Oregon auto dealers see signs of a promising market, encouraged by local sales and national trends.
Automakers have boosted production, some forgoing usual summertime shutdowns to meet demand. Sales climbed in June, with the Detroit Three collectively reporting a 14 percent year-over-year increase and Japanese automakers posting double-digit growth as they reopen supply chains interrupted by the 2011 tsunami.
While consumer confidence has dropped for four straight months, buyers continue to stream into car lots, attracted in part by low interest rates.
The industry, experts say, is driving out of the downturn that halted production, detoured buyers and shuttered dealerships. And the upbeat frame of mind extends from Portland to Detroit.
"If you consider where we've been the last few years," Wilsonville auto dealer Parker Johnstone said recently, "we're very optimistic about what the economy holds."
Certainly, the industry has ground to gain. From 2006 through 2009, the passenger car market lost more than one-quarter of its value, falling to its lowest level since 1990.
Economists predict as many as 14.4 million new-car sales this year, the highest level in the U.S. since 2008. Oregon looks to grab 91,500 of those sales, a 24 percent jump from the market's recessionary low point in 2009.
Automakers' monthly sales point to a rebound from that year, when new-vehicle output declined by 5 million over a two-year span.
And they're making more cars, too. Auto production marked gains for six consecutive months before slipping in May. Production rebounded in June, with a gauge that tracks automotive products climbing 1.5 percent.
Manufacturers are boosting their payrolls to meet demand, adding 62,100 more workers between June 2011 and June 2012.
In Oregon, new-vehicle registrations climbed 9 percent during the first five months of 2012 compared with the same period in 2011. New car sales, excluding trucks, increased 13.3 percent during the same stretch. That easily outperformed the U.S. average of 9.6 percent.

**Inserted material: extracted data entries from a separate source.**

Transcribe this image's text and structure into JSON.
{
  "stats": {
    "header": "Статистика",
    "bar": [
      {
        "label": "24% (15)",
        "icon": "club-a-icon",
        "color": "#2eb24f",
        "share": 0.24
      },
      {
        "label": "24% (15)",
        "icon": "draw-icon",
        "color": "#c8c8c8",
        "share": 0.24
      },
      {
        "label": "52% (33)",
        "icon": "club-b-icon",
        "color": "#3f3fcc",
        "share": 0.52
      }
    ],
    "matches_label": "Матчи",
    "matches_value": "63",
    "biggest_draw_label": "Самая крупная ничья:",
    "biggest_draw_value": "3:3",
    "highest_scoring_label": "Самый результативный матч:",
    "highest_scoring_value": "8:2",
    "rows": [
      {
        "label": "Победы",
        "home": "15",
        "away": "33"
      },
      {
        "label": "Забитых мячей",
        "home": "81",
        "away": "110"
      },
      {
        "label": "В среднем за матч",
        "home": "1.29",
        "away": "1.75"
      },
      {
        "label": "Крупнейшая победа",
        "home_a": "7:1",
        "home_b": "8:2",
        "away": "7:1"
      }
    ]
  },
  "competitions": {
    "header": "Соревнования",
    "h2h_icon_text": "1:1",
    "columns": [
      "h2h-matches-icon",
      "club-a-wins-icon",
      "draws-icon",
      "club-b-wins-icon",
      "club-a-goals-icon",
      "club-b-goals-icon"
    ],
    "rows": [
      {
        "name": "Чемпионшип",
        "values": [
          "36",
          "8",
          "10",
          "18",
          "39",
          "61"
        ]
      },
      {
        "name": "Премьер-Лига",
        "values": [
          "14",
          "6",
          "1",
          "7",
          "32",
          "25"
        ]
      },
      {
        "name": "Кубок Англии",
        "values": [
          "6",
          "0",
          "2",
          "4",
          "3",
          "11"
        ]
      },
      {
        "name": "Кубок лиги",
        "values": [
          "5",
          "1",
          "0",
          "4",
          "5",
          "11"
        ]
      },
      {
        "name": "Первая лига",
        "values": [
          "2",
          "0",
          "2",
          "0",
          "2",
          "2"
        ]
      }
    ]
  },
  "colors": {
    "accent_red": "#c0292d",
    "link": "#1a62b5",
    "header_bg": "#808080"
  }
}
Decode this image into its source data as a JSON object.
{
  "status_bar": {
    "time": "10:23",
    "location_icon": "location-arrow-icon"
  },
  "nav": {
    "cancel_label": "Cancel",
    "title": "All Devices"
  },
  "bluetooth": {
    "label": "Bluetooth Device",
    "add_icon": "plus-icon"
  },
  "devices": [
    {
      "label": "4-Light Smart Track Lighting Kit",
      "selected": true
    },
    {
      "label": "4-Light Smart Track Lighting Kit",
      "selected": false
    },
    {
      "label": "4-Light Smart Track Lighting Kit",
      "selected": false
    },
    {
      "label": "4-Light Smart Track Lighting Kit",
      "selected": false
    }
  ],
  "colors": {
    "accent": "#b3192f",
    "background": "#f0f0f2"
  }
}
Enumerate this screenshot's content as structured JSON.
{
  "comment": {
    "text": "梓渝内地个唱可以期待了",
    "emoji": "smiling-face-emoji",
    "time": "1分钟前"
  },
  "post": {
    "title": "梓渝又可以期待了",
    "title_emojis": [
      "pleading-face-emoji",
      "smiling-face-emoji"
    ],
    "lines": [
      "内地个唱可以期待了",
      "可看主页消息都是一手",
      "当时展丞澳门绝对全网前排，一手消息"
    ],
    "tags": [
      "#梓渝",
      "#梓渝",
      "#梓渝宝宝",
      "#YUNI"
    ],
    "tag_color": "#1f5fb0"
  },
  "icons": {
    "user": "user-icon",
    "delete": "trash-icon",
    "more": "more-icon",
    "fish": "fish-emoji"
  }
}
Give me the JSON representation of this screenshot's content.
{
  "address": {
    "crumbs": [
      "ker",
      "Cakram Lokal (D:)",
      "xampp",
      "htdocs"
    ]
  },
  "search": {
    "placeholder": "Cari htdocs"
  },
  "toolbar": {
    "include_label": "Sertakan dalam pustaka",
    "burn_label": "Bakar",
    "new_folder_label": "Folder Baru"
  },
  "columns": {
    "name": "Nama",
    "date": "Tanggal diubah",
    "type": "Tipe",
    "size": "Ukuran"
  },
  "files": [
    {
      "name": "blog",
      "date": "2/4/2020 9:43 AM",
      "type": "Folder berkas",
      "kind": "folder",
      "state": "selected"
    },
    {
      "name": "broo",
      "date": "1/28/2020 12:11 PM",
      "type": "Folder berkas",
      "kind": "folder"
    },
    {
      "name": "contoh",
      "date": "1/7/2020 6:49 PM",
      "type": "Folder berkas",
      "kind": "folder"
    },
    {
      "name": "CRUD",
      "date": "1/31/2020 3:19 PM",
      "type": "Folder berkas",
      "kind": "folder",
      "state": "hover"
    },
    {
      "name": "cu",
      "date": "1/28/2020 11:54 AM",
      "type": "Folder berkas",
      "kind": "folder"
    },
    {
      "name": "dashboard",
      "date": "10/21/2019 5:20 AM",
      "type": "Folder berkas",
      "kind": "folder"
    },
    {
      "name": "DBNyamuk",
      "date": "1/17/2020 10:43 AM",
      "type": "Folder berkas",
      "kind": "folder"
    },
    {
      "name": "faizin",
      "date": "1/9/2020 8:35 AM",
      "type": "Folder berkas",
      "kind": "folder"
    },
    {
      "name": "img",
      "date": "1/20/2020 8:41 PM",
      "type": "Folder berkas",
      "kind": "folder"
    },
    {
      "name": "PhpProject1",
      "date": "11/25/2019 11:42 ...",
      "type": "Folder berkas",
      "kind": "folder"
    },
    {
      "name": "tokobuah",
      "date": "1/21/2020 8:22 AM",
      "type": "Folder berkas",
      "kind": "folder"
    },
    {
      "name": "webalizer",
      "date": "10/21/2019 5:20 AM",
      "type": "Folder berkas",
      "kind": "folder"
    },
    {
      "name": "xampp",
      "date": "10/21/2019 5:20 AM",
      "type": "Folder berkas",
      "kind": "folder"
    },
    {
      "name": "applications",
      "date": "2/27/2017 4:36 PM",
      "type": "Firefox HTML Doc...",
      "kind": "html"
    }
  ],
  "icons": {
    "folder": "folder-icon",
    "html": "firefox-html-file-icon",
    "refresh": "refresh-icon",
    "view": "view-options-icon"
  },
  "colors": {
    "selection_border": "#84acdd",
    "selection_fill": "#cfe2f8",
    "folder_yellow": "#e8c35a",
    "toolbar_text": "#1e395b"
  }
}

"There were some very dark times over the past few years," said Greg Remensperger, executive vice president of the Oregon Automobile Dealers Association. "Business is picking back up again. I think our industry is going to lead the national recovery, as well as the local recovery."
That stands to boost the state's economy. The 240 new-car dealers have a measurable impact on Oregon's retail base, accounting for 12.4 percent of all sales in 2010.
It's also welcome news for the estimated 1,750 used-car dealers in the state, which are struggling to compete with franchised counterparts that grew their used-car businesses during the downturn. As demand for new cars increases, the reasoning goes, less room would remain on dealers' lots for pre-owned autos.
In 2010, new-car dealers sold 11.6 million new vehicles and 18 million used ones. And though the average price of new vehicles fell after 2008, the price of used wheels began to climb, in part, because inventory dropped.
Automakers manufactured fewer vehicles and drivers made do with current rides. The government's Cash for Clunkers program also weeded cars from the market.
The after-effects linger in Oregon today, as dealers see fewer late-model trade-ins and nicer used cars demand higher prices.